Speaker
Description
In addition to genetic testing, current diagnostic practices for rare neuromuscular diseases involve muscle biopsy analysis, often hindered by subjective interpretation and variability. Advances in artificial intelligence, particularly deep learning, offer promising solutions to automate and enhance diagnostic accuracy by identifying new quantitative, standardized features and phenotypic expressions within biopsy images. These features can be extracted from neural networks using explainable AI tools.
Backpropagation is the gold standard for training Convolutional Neural Networks (CNNs). However, its forward and backward passes are not biologically plausible given the data flow in the human brain. In December 2022, Prof. Geoffrey Hinton, one of its inventors, proposed an alternative: the Forward-Forward (FF) algorithm, which avoids backward passes by using two forward passes, preventing previous hidden layers from receiving information from subsequent ones. In 2023, we were the first to implement this algorithm on CNNs.
In this study, we applied FF-trained CNNs to analyze multiphoton microscopy images of muscle biopsies from patients with rare neuromuscular diseases, specifically Duchenne Muscular Dystrophy (DMD). The images included autofluorescence, second harmonic generation, and third harmonic generation signals (SLAM approach).

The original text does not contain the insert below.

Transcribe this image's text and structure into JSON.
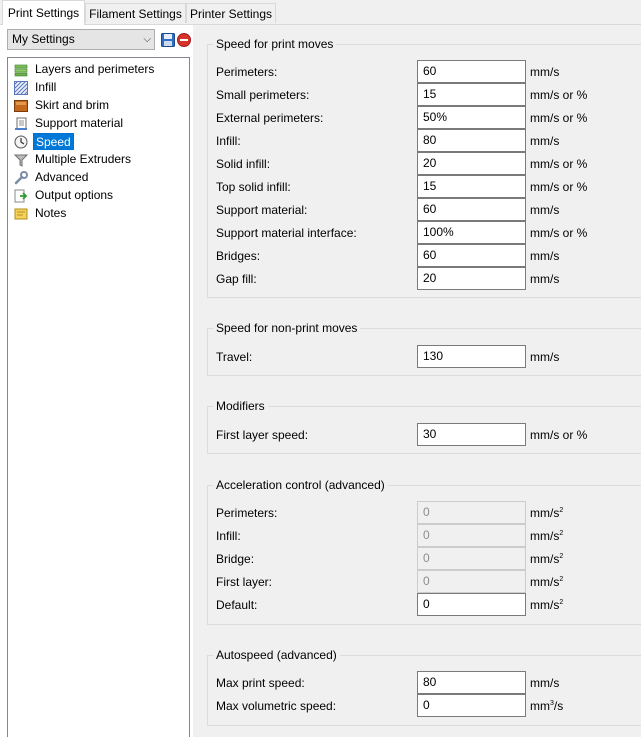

We compared the performance of the FF algorithm with backpropagation on the same CNN, reaching 91% and 98% of accuracy on the test dataset, respectively. Using explainable AI tools, specifically class activation maps, we revealed the decision-making processes of the CNNs, showing that FF and backpropagation use different image properties for DMD diagnosis. We validated and then integrated these features by introducing an attention metric, providing a unique and standardized value to quantify pathological characteristics for immediate clinical use.
Our findings demonstrate the potential of the FF algorithm in delivering new, reliable and interpretable diagnostic insights from biomedical images. This paves the way for its parallel integration with backpropagation-based networks into clinical workflows, enhancing state-of-the-art analysis pipelines by more efficiently exploiting the complex information content available from biological images.